To everyone who seems to think they can’t get their dark/gritty/male-led/whatever comic published because “SJWs won’t let me”:
There seems to be a disconnect about how things work.
Literally nothing is stopping you from making and publishing comics, and if you say, “My comic won’t get published because of SJWs!” you don’t understand how the industry works. You know how you get a comic published nowadays? You make a comic and put it online. Boom. You’re published. That’s literally how it’s done. Sending your original ideas into the Big Two is a waste of your time and effort. Odds are, they’re not going to even read your submission. If you include their standing characters in your story, they are actually legally disallowed from reading your submission.
Image, Dark Horse, and Vertigo don’t do open calls. In order to get in with one of them, you have to have work finished that you can show them. You have to go to cons with a portfolio or find out who to send your portfolio to.
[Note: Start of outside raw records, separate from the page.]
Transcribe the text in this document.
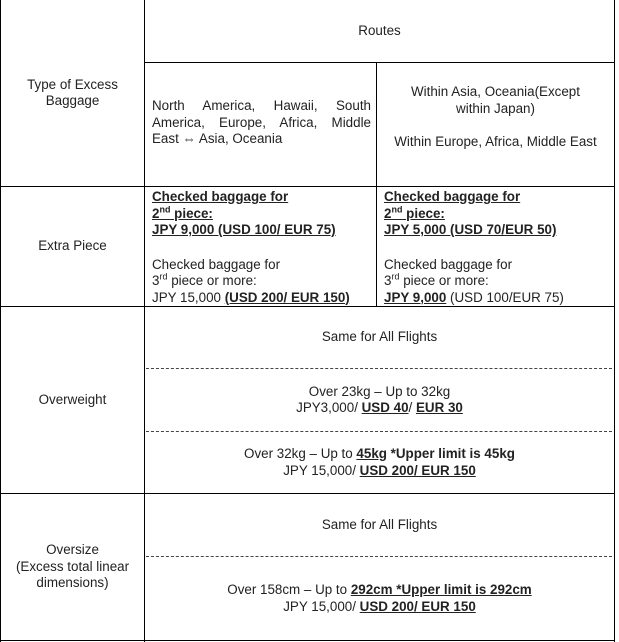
Routes
Type of Excess Baggage	North America, Hawaii, South
America, Europe, Africa, Middle
East ⇔ Asia, Oceania
Within Asia, Oceania(Except
within Japan)
Within Europe, Africa, Middle East
Extra Piece
Checked baggage for
2nd piece:
JPY 9,000 (USD 100/ EUR 75)
Checked baggage for
3rd piece or more:
JPY 15,000 (USD 200/ EUR 150)
Checked baggage for
2nd piece:
JPY 5,000 (USD 70/EUR 50)
Checked baggage for
3rd piece or more:
JPY 9,000 (USD 100/EUR 75)
Overweight
Same for All Flights
Over 23kg – Up to 32kg
JPY3,000/ USD 40/ EUR 30
Over 32kg – Up to 45kg *Upper limit is 45kg
JPY 15,000/ USD 200/ EUR 150
Oversize
(Excess total linear
dimensions)
Same for All Flights
Over 158cm – Up to 292cm *Upper limit is 292cm
JPY 15,000/ USD 200/ EUR 150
They won’t buy your work on a pitch alone. You need to prove that you can produce content consistently while on a deadline. Updating your work three times a week for a year and having a back-up plan of how to stay on schedule if your computer blows up? That’s what’s going to get any of those companies to pay you any attention at all.
Now, Oni’s about to open up submissions to everyone, but the thing is, they’re going to want to continue building their current brand. If you want to take a swing at Oni, make sure what you’re writing feels like something they’d publish. Read as much of their shit as you can possibly get your hands on and pay attention to publication dates. Did they publish a lot of something from 2004-2012, but not really much of it since then? Don’t pitch something that fits that description. Do they seem to be building a backlist of something that feels like it should be on a shelf with your work? Submit that thing. That thing has a better chance.
The easiest, quickest way to break into comics—that is still spine-snappingly difficult, quite honestly—is to just publish that shit on your own. Publish it. Plug it. Rinse and repeat. The only way to find out if your comics will make it is to put them out for people to see. It’s hard, exhausting work, and you will make shit for pay for a good long while, but if you want to create comics, you have to create comics.
Honestly, the people I see posting this concern are not people whose work I want to read based on their current attitude, but by god, the only way comics will continue to exist is you fucking make them, and no, I’m likely not your audience, but maybe you’ve got an audience out there. Or maybe, when I see the finished work, I’ll say, “Actually, this is really well done, and I like a lot.” I can’t say because you haven’t shown it to me.
Write it. Art it. Letter it. Post it. That’s how you publish comics. Get to it.
Life is much simpler than we make it out to be with our “what it’s” and “I’m not good enoughs”. Just freaking do it guys.